Report Offers Blueprint for Equitable Oral Healthcare
Poor oral health reduces the economic vitality of American society by increasing healthcare costs and limiting workforce participation.
Poor oral health reduces the economic vitality of American society by increasing healthcare costs and limiting workforce participation. This is a key finding in “Oral Health in America: Implications for Dental Practice,” a report published by the American Dental Association. The paper highlights key elements of a larger report, “Oral Health in America: Advances and Challenges,” released by the National Institute of Dental and Craniofacial Research and National Institutes of Health.
The paper provides a sweeping assessment of changes in the state of oral health since the U.S. Surgeon General’s seminal report on oral health in 2000. In spite of improvements in care over the past 22 years, inequities remain, the authors note.
Data show the number of people receiving dental services at Federally Qualified Health Centers increased from 1.4 million to 5.2 million between 2001 and 2020. Furthermore, in 2017, one-third of these patients were younger than 18; and, among this group, 88.5% were Medicaid or Children’s Health Insurance Program beneficiaries. This suggest that in addition to improving access to care, stakeholders should advocate for more efficient delivery models and send a cohesive message that oral care is an essential healthcare service.

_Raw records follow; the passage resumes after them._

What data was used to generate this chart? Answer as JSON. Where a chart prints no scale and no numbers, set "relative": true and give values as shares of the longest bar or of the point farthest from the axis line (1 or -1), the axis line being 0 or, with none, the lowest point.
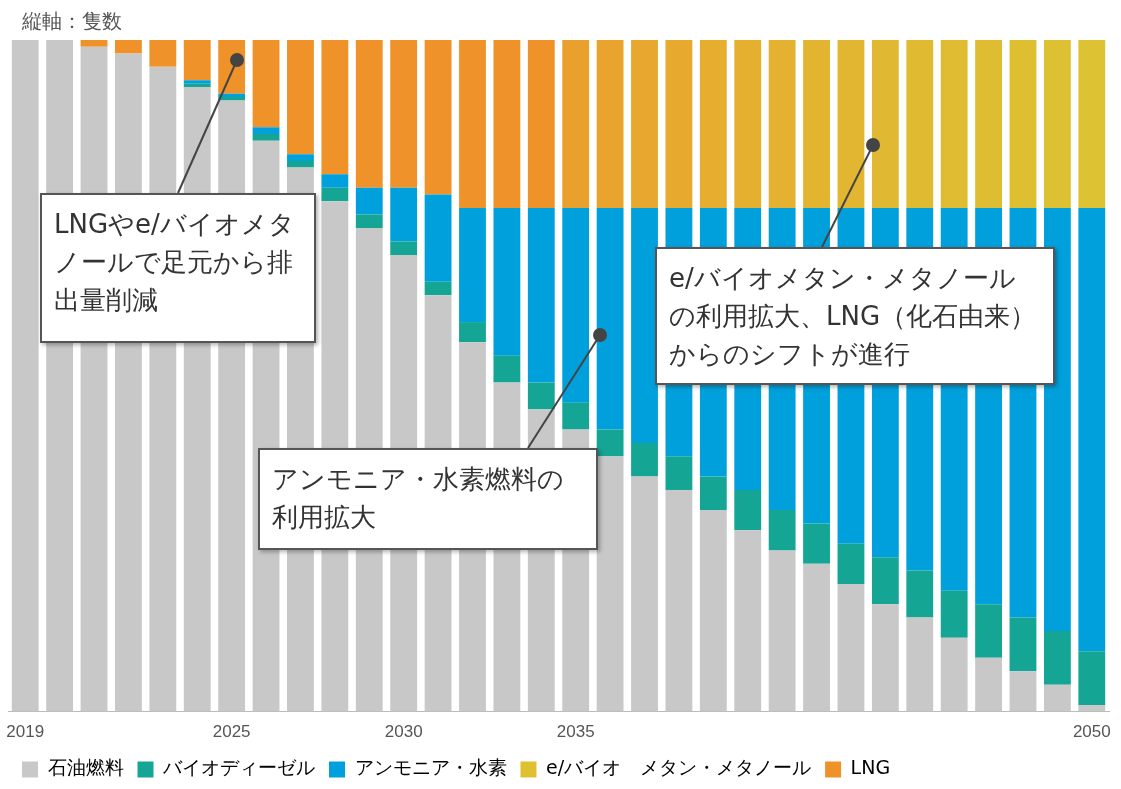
{
  "chart_data": {
    "type": "bar",
    "stacked": true,
    "relative": true,
    "ylabel": "縦軸：隻数",
    "legend": "bottom",
    "categories": [
      "2019",
      null,
      null,
      null,
      null,
      null,
      "2025",
      null,
      null,
      null,
      null,
      "2030",
      null,
      null,
      null,
      null,
      "2035",
      null,
      null,
      null,
      null,
      null,
      null,
      null,
      null,
      null,
      null,
      null,
      null,
      null,
      null,
      "2050"
    ],
    "series": [
      {
        "name": "石油燃料",
        "color": "#c8c8c8",
        "values": [
          1,
          1,
          0.99,
          0.98,
          0.96,
          0.93,
          0.91,
          0.85,
          0.81,
          0.76,
          0.72,
          0.68,
          0.62,
          0.55,
          0.49,
          0.45,
          0.42,
          0.38,
          0.35,
          0.33,
          0.3,
          0.27,
          0.24,
          0.22,
          0.19,
          0.16,
          0.14,
          0.11,
          0.08,
          0.06,
          0.04,
          0.01
        ]
      },
      {
        "name": "バイオディーゼル",
        "color": "#14a595",
        "values": [
          0,
          0,
          0,
          0,
          0,
          0.005,
          0.005,
          0.01,
          0.01,
          0.02,
          0.02,
          0.02,
          0.02,
          0.03,
          0.04,
          0.04,
          0.04,
          0.04,
          0.05,
          0.05,
          0.05,
          0.06,
          0.06,
          0.06,
          0.06,
          0.07,
          0.07,
          0.07,
          0.08,
          0.08,
          0.08,
          0.08
        ]
      },
      {
        "name": "アンモニア・水素",
        "color": "#00a0dc",
        "values": [
          0,
          0,
          0,
          0,
          0,
          0.005,
          0.005,
          0.01,
          0.01,
          0.02,
          0.04,
          0.08,
          0.13,
          0.17,
          0.22,
          0.26,
          0.29,
          0.33,
          0.35,
          0.37,
          0.4,
          0.42,
          0.45,
          0.47,
          0.5,
          0.52,
          0.54,
          0.57,
          0.59,
          0.61,
          0.63,
          0.66
        ]
      },
      {
        "name": "e/バイオ　メタン・メタノール",
        "color": "#e0bf30",
        "colors": [
          "#e0bf30",
          "#e0bf30",
          "#e0bf30",
          "#e0bf30",
          "#e0bf30",
          "#e0bf30",
          "#e0bf30",
          "#e0bf30",
          "#e0bf30",
          "#e0bf30",
          "#e0bf30",
          "#e0bf30",
          "#e0bf30",
          "#e0bf30",
          "#e0bf30",
          "#e0bf30",
          "#eaa02c",
          "#e9a42d",
          "#e8a72e",
          "#e7aa2e",
          "#e6ad2f",
          "#e5b02f",
          "#e4b230",
          "#e3b430",
          "#e2b631",
          "#e1b831",
          "#e0ba31",
          "#dfbc32",
          "#dfbd32",
          "#debf32",
          "#dec033",
          "#ddc233"
        ],
        "values": [
          0,
          0,
          0,
          0,
          0,
          0,
          0,
          0,
          0,
          0,
          0,
          0,
          0,
          0,
          0,
          0,
          0.25,
          0.25,
          0.25,
          0.25,
          0.25,
          0.25,
          0.25,
          0.25,
          0.25,
          0.25,
          0.25,
          0.25,
          0.25,
          0.25,
          0.25,
          0.25
        ]
      },
      {
        "name": "LNG",
        "color": "#f0922a",
        "values": [
          0,
          0,
          0.01,
          0.02,
          0.04,
          0.06,
          0.08,
          0.13,
          0.17,
          0.2,
          0.22,
          0.22,
          0.23,
          0.25,
          0.25,
          0.25,
          0,
          0,
          0,
          0,
          0,
          0,
          0,
          0,
          0,
          0,
          0,
          0,
          0,
          0,
          0,
          0
        ]
      }
    ],
    "annotations": [
      "LNGやe/バイオメタノールで足元から排出量削減",
      "アンモニア・水素燃料の利用拡大",
      "e/バイオメタン・メタノールの利用拡大、LNG（化石由来）からのシフトが進行"
    ]
  }
}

Key strategies offered to improve equitable care include:
- Making dental services an essential benefit in both private and public insurance programs
- Incorporating dental care demands into workforce planning
- Increasing integration of oral and medical care
With the goal of implementing policies aimed at ensuring equitable care, dental professionals and other stakeholders are encouraged to work to improve access, reduce costs, and implement delivery models that support positive, patient-centered outcomes.
From Decisions in Dentistry. September 2022;8(9)7.